"Sometimes kids will grow out of [Tourette's]," Woods says. But if the wait-and-see approach isn't working, and the tics are interfering with daily life, there are a few treatment options.
One option is medication. Woods says there are a few different antipsychotic drugs that are used to manage Tourette syndrome, but they have side effects and don't always work. An alternative to pharmaceutical treatment is behavioral therapy.
A form of behavioral therapy called comprehensive behavioral intervention for tics, or CBIT for short, is commonly used. CBIT training teaches people with Tourette's to recognize the onset of a tic and to perform a different behavior when they feel one coming on.
"The idea is that when someone has a tic, they tend to have an urge," says clinical psychologist Eric Storch, a professor at the University of South Florida and Clinical Director of Pediatrics at Rogers Memorial Hospital in Tampa. "It's like when you're about to yawn. You know just before it happens that a yawn's coming. [CBIT] teaches a person to be aware."
And it gives them the tools to manage tics. Storch describes a patient whose tic was rubbing two fingers together, to the point of rubbing off skin. With CBIT, the boy was able to recognize the onset of a tic and instead unobtrusively press down on his kneecap until the urge went away.
A typical CBIT training program involves eight sessions with a therapist, spread over 10 weeks. Results, Woods says, can be maintained up to six months.
Both psychologists say that CBIT is at least as effective as medical treatments. The problem is that it requires specially trained therapists — and there aren't that many of them. Which is where TicHelper comes in.

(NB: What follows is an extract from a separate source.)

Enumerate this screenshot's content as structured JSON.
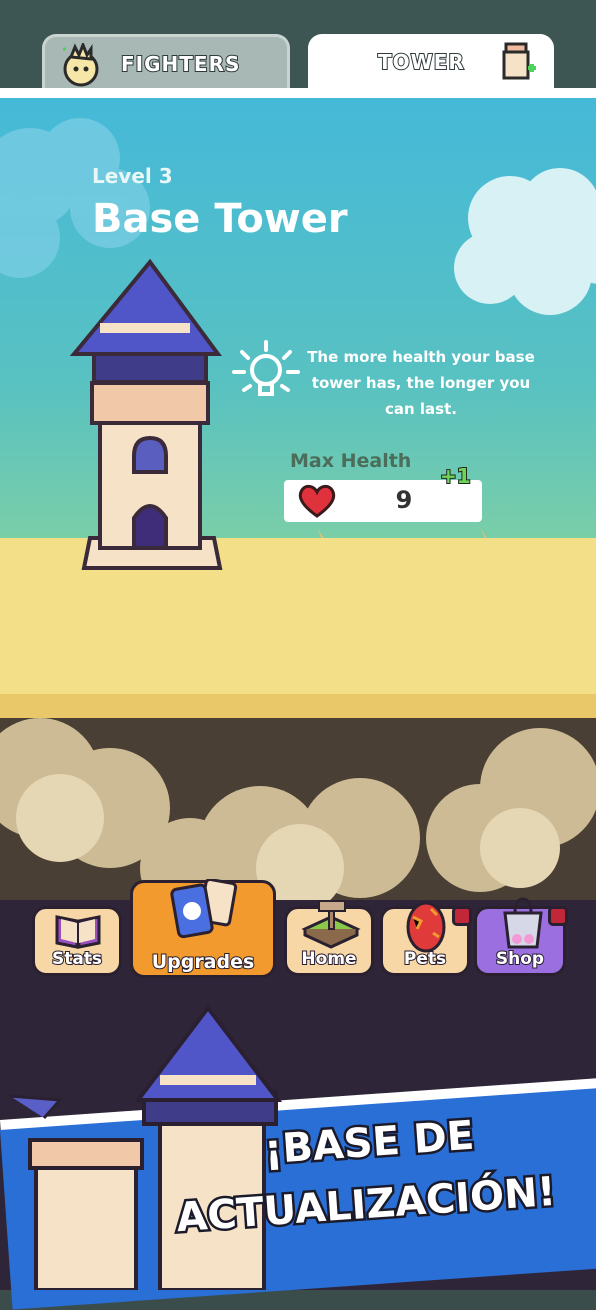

"It's essentially a self-help, self-guided program that leads the patient through a CBIT treatment," Woods says. He and his colleagues received funding from the National Institute of Mental Health to develop TicHelper, which is now being tested. So far, the results look promising. "The kids that go through it, enjoy it," Woods says. They're able to do the skills,"
The program has four main sections: tic education, reducing tic triggers, tic awareness and tic blocking. Videos featuring a friendly actress guide patients thorough each section. The program personalizes treatment based on feedback from the patient. Woods says the testing will help the designers modify and improve it based on user feedback. Though TicHelper isn't available yet, interested patients or doctors can sign up to receive updates on its progress.
The website currently lists the cost of an 8-week program through TicHelper at $150, but Woods says that the price isn't set.
Storch, who is unaffiliated with TicHelper, is enthusiastic about the idea of at-home treatment for tics. "I really think it's an exciting development that has a lot of practicality," he says. "We know what behavioral treatments work well for tics, but the dissemination is really terrible."
Storch says the biggest advantage of TicHelper will be its accessibility. CBIT, he says, works well and is incredibly safe compared with pharmaceuticals. TicHelper would maximize the benefits of CBIT by making it more inexpensive and easier to get to than therapy.
Which is not to say that Storch or Woods would recommend TicHelper as the only form of tic management. Both psychologists suggest that this program might work best as part of a management plan. One option, Woods says, might be to start treatment with TicHelper at first diagnosis and proceed to more intensive care if in-home treatment isn't working.